Skema baru yang ditawarkan oleh Kemendikbud yakni berupa penentuan biaya pendidikan berdasarkan nilai akreditasi program studi mahasiswa bersangkutan. Dalam skema baru ini, mahasiswa penerima KIP-Kuliah pada program studi dengan akreditasi A akan mendapatkan beasiswa pendidikan sebesar 8-12 juta rupiah per semester, akreditasi B sebesar 4 juta rupiah per semester, dan akreditasi C sebesar 2,4 juta rupiah per semester.
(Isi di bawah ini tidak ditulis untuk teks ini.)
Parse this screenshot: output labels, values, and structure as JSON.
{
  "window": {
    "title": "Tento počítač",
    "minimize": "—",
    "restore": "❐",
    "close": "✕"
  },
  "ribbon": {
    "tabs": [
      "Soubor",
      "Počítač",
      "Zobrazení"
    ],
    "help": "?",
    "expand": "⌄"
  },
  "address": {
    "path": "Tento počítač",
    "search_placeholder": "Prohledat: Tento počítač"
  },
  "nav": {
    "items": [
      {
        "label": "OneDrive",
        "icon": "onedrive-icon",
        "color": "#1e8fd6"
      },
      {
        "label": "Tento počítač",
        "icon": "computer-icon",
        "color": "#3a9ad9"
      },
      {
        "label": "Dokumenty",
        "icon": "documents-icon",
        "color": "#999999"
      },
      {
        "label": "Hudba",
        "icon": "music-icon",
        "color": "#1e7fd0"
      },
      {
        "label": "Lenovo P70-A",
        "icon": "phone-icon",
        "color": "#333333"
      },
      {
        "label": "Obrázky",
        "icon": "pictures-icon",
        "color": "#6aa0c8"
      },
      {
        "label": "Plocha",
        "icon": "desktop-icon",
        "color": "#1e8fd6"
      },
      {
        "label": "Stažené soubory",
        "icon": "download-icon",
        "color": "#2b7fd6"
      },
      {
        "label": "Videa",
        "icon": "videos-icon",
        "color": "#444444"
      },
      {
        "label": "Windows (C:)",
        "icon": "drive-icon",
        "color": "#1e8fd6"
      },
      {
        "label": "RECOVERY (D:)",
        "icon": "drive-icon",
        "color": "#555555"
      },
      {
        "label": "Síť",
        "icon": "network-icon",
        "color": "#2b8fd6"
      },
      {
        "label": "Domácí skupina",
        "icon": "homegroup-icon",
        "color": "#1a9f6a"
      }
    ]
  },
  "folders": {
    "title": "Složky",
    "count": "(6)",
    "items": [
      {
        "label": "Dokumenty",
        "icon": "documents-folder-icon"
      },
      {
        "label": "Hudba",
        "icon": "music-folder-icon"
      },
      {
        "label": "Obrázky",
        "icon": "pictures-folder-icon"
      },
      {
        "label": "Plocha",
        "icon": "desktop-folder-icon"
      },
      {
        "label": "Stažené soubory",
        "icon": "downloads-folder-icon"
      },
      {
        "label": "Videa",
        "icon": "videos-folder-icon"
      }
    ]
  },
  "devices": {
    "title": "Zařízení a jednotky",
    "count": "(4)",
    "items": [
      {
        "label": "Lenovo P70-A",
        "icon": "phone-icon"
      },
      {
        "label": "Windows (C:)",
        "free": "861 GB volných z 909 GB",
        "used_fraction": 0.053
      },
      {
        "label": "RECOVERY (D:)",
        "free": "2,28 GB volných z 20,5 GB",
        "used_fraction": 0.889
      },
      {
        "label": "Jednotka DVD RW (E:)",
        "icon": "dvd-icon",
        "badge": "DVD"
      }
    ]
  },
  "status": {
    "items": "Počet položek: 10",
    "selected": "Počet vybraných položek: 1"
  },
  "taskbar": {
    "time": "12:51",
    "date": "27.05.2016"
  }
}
Selain itu, dalam skema baru ini, bantuan biaya hidup mahasiswa juga akan dibagi menjadi lima klaster daerah, sesuai dengan indeks Survei Sosial Ekonomi Nasional. Dengan skema baru ini, maka mahasiswa dari klaster daerah 1 akan memperoleh bantuan sebesar 800.000 rupiah per bulan, klaster 2 sebesar 950.000 rupiah per bulan, klaster 3 sebesar 1,1 juta rupiah per bulan, klaster 4 sebesar 1,25 juta rupiah per bulan, dan klaster 5 sebesar 1,4 juta rupiah per bulan (Kompas.com, 19/03/2021).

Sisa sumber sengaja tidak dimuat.